What better way to celebrate the coming spring than with some whites wines from France — putting our favorite French white to the test. Up until a few years ago, Linda and I knew nothing about French wine, red or white. Then we took a wine tasting class in NY, a night out planned by Linda while we were still dating, and we discovered the amazing world of Sancerre. Sancerre is a region in France in the Loire Valley known for its white wine, drawing on the strength of the Sauvignon Blanc grape. If you’re ever in the mood for a white wine and you see Sancerre on the menu, go for it. It’s nearly impossible to go wrong with it. It possesses this great balance between passion fruit and mineral (chalk is commonly mentioned) qualities.
But there are many other French whites out there, so we’re also gonna explore a few of the other regions this month: Burgundy, Bordeaux, and Alsace.
Here’s a little background on these 4 different regions (from left to right): Bordeaux, Loire Valley, Burgundy, and Alsace.
White wine from Bordeaux is a blend of the Sauvignon Blanc and Sémillion grapes. Sauvignon Blanc brings a crisp, herbal taste while Sémillion possesses a softer, honey & fig nature. This combination is often overlooked by wine drinkers, partly due to Bordeaux’s considerable association with red wine. Nearly 85-90% of wine produced in Bordeaux is red. Also most American consumers prefer Sauvignon Blanc from New Zealand, California, or South Africa. Those wines are aged in steel barrels, meaning they stay sharp and lip-smacking. Conversely, white Bordeaux spends some time in oak to mellow. Since we generally prefer Sauvignon Blancs to Chardonnay, I’m looking forward to trying this wine out.
As previously mentioned, the Loire Valley possesses the jewel of Sancerre but also a fun neighbor, Pouilly-Fume. Like white Bordeaux, Sancerre starts with the Sauvignon Blanc grape, but leaves the oak fermentation out (generally) resulting in the wine retaining its delicious fresh quality. It’s seriously our no-brainer wine selection at restaurants and would qualify as our “house white” if we could afford to stock it up.
Burgundy says adieu to Sauvignon Blanc and embraces Chardonnay with a solid bear hug. But make no mistake; it’s quite different from its “New World” counterparts in California and Australia. New World Chardonnay tends to be chubby, buttery, and tropical, while white Burgundy stays lean, clean, and apple-tasting machine. The difference comes from different growing environments and use/length of oak fermentation. This restraint makes white Burgundy a great food partner on lighter dishes: fish, chicken, and pasta. There are subtleties within the Burgundy region, but they all share a high price tag in common.

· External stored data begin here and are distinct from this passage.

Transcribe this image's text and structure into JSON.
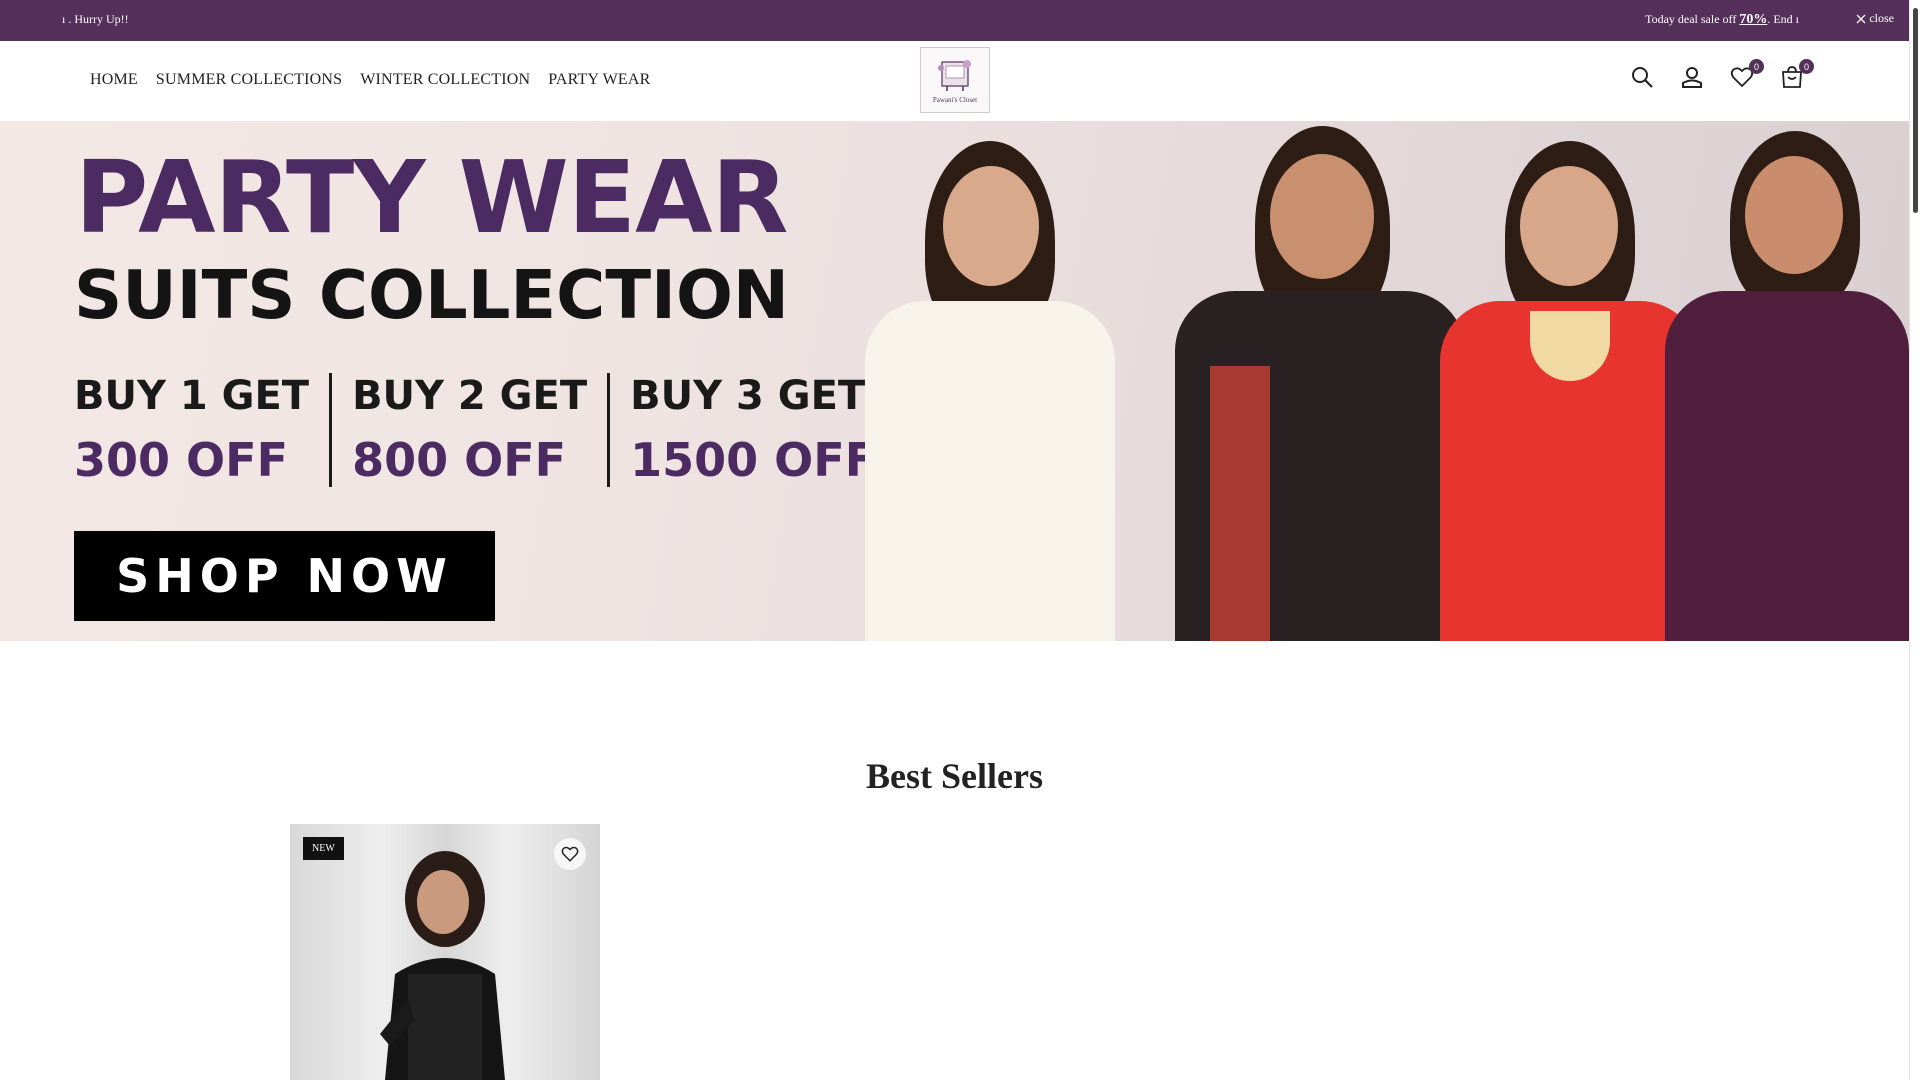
{
  "announcement": {
    "left_text": "ı . Hurry Up!!",
    "right_prefix": "Today deal sale off",
    "right_percent": "70%",
    "right_suffix": ". End ı",
    "close_label": "close"
  },
  "nav": {
    "items": [
      {
        "label": "HOME"
      },
      {
        "label": "SUMMER COLLECTIONS"
      },
      {
        "label": "WINTER COLLECTION"
      },
      {
        "label": "PARTY WEAR"
      }
    ]
  },
  "logo": {
    "caption": "Pawani's Closet"
  },
  "header_icons": {
    "wishlist_count": "0",
    "cart_count": "0"
  },
  "hero": {
    "headline": "PARTY WEAR",
    "subheadline": "SUITS COLLECTION",
    "offers": [
      {
        "line1": "BUY 1 GET",
        "line2": "300 OFF"
      },
      {
        "line1": "BUY 2 GET",
        "line2": "800 OFF"
      },
      {
        "line1": "BUY 3 GET",
        "line2": "1500 OFF"
      }
    ],
    "cta": "SHOP NOW"
  },
  "best_sellers": {
    "title": "Best Sellers",
    "products": [
      {
        "badge": "NEW"
      }
    ]
  },
  "colors": {
    "brand": "#54305a",
    "headline_purple": "#4c2b63"
  }
}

If the name Alsace sounds familiar, you might be channeling high school European history since the region has passed between French and German hands four times since 1871. Due to its varied past, this region in northern France has a unique profile; Mark Oldman says Alsatian wines look German (names like Trimbach), talk American (labeled by varietal not region), and act French (layers of complex flavor). The major grapes from Alsace consist of Riesling, Pinot Gris, Gewürztraminer, and Pinot Blanc.
Now that we got the background, here are the competitors for this tasting…place your bets.
Chateau Ballan-Larquette Bordeaux Blanc ’09: $14.99 retail; 91 points Wilfred Wong.
Andre Vatan Sancerre ’08: $19.99 retail; no score from WW.
Louis Jadot Macon-Villages ’09: $13.99 retail; 90 points from WWong.
Hugel Gentil ’08: $11.99 retail; 87 points from WWong.